Much of Breiner’s career involves remote sensing for mineral and cultural resources through airborne, oceanographic and land based geophysical surveying and search. As a former consultant to various branches of the US government, he has been involved with detection of submarines, mines, tunnels, nuclear weapons and other ordnance. For example, he was involved the search for two sunken U.S. submarines and a Soviet submarine in the Pacific and, at the request of the White House, he conceived and demonstrated, in 1968, the gun detector now the world standard for security at airports and buildings. He has written and/or presented several hundred technical papers and the industry-standard reference on the use of magnetometers for geophysics, military and archeological purposes with a million copies in print and, now online.

Using magnetics, he has been involved with many archaeological projects including such published examples as the discovery in southern Italy of the ancient, buried Greek city of Sybaris and one hundred colossal, carved stone monuments buried for 3,000 years in the jungles of Mexico, the latter earning him the 'Best Presentation Award' at the International Meeting of Society of Exploration Geophysicists. Breiner is the technical leader of a team that has used a magnetometer to discover offshore Mexico a Spanish galleon, the San Felipe, sank in 1576, soon to be displayed in a museum in Ensenada, Mexico.

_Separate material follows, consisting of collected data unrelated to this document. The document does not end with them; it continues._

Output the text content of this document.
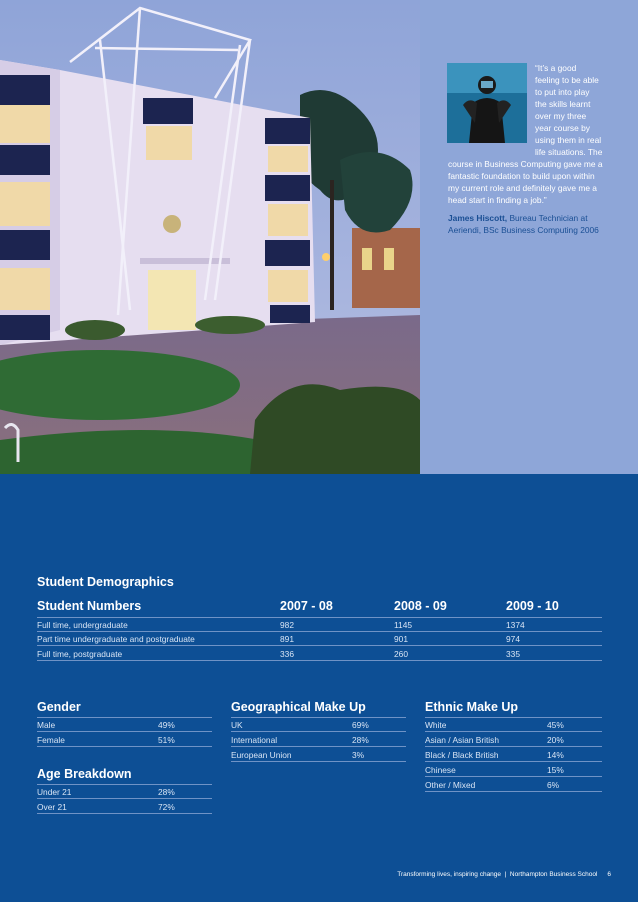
“It’s a good
feeling to be able
to put into play
the skills learnt
over my three
year course by
using them in real
life situations. The
course in Business Computing gave me a
fantastic foundation to build upon within
my current role and definitely gave me a
head start in finding a job.”
James Hiscott, Bureau Technician at
Aeriendi, BSc Business Computing 2006
Student Demographics
Student Numbers	2007 - 08	2008 - 09	2009 - 10
Full time, undergraduate	982	1145	1374
Part time undergraduate and postgraduate	891	901	974
Full time, postgraduate	336	260	335
Gender
Male	49%
Female	51%
Age Breakdown
Under 21	28%
Over 21	72%
Geographical Make Up
UK	69%
International	28%
European Union	3%
Ethnic Make Up
White	45%
Asian / Asian British	20%
Black / Black British	14%
Chinese	15%
Other / Mixed	6%
Transforming lives, inspiring change  |  Northampton Business School 6
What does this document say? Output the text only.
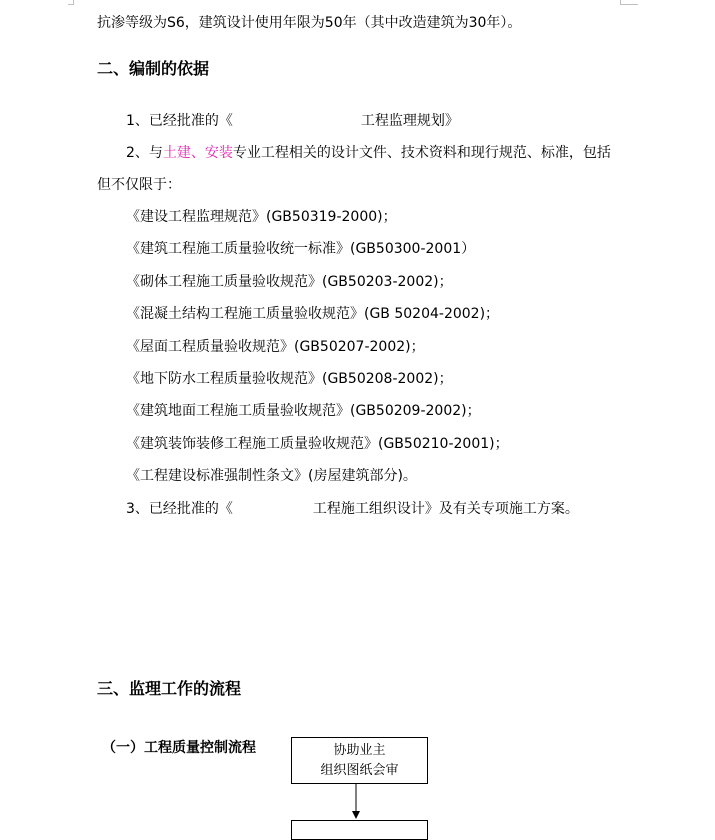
抗渗等级为S6，建筑设计使用年限为50年（其中改造建筑为30年）。
二、编制的依据
1、已经批准的《	工程监理规划》
2、与土建、安装专业工程相关的设计文件、技术资料和现行规范、标准，包括
但不仅限于：
《建设工程监理规范》(GB50319-2000)；
《建筑工程施工质量验收统一标准》(GB50300-2001）
《砌体工程施工质量验收规范》(GB50203-2002)；
《混凝土结构工程施工质量验收规范》(GB 50204-2002)；
《屋面工程质量验收规范》(GB50207-2002)；
《地下防水工程质量验收规范》(GB50208-2002)；
《建筑地面工程施工质量验收规范》(GB50209-2002)；
《建筑装饰装修工程施工质量验收规范》(GB50210-2001)；
《工程建设标准强制性条文》(房屋建筑部分)。
3、已经批准的《	工程施工组织设计》及有关专项施工方案。
三、监理工作的流程
（一）工程质量控制流程	协助业主
组织图纸会审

His first published technical paper (Jour Geoph. Res.) was the recording in 1962 of the magnetic effects of the ‘Electromagnetic Pulse (EMP)’ from a 1.4 million ton hydrogen bomb 250 miles high & 4,000 miles away, a military experiment which led, via the ARPAnet, to the creation of the Internet. For conducting many such searches as described herein, Breiner was recipient in 2014 of the “Lowell Thomas Award” presented by The Explorers Club for ‘Imaginative Exploration’ over five decades all over the globe.

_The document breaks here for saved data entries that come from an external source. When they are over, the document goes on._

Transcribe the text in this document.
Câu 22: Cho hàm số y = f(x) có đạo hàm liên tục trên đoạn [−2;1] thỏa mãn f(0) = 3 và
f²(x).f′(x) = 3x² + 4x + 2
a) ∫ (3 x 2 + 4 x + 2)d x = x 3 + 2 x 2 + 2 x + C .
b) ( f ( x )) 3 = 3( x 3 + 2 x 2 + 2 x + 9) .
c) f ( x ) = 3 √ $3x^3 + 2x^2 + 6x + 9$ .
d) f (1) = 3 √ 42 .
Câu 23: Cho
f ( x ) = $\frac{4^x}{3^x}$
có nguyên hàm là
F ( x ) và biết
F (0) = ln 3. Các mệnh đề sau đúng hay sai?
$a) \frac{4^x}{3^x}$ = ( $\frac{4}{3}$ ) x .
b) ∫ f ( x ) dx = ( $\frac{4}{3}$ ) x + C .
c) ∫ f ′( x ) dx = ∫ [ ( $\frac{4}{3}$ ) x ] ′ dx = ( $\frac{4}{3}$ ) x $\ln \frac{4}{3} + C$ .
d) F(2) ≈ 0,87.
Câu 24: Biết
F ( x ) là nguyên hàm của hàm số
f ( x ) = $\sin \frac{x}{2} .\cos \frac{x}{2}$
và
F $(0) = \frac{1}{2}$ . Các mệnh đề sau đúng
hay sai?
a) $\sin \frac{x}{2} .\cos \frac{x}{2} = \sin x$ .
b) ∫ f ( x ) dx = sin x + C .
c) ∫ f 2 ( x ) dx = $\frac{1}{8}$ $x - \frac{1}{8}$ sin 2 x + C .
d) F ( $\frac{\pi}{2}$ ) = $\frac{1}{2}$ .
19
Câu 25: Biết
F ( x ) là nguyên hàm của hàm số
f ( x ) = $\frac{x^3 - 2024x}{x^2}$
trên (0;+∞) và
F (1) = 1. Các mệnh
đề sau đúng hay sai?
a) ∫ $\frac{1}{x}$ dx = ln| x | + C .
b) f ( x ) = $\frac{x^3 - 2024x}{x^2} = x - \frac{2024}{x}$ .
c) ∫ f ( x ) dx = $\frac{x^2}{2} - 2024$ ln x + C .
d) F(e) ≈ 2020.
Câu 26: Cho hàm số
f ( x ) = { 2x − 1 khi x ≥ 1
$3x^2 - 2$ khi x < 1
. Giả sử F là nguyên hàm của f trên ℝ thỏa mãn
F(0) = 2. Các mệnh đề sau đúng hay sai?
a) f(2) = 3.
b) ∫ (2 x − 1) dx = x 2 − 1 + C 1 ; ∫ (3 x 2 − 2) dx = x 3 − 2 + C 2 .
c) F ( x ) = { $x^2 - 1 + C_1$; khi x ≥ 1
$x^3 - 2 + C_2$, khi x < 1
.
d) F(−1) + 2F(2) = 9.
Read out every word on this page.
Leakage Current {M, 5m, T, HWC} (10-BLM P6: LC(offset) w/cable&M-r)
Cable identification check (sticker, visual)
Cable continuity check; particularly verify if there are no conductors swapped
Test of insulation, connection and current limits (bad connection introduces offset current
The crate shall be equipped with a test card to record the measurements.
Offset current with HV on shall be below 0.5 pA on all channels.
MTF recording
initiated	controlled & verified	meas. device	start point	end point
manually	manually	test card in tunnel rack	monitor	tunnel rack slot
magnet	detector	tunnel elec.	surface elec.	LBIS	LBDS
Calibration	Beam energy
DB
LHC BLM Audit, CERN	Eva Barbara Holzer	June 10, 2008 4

His geophysics graduate. research resulted in the first quantitative method (based on Euler’s Theorem) for using a magnetometer for oil exploration from aircraft and ships for mapping of structures which might contain oil/gas deposits, a concept he then patented. This project was the stimulus to his being the first to use high-resolution optically-pumped magnetometers for geophysics. His Ph.D. involved earthquake prediction on the San Andreas fault in California and in Japan, by measuring piezomagnetic effects.

Breiner has a B.S., M.S., and Ph.D., all in Geophysics, from Stanford University. He has run ten marathons, enjoys skiing, hiking, photography and has traveled extensively to over one hundred countries.  he is married with grown children and resides near Palo Alto, California.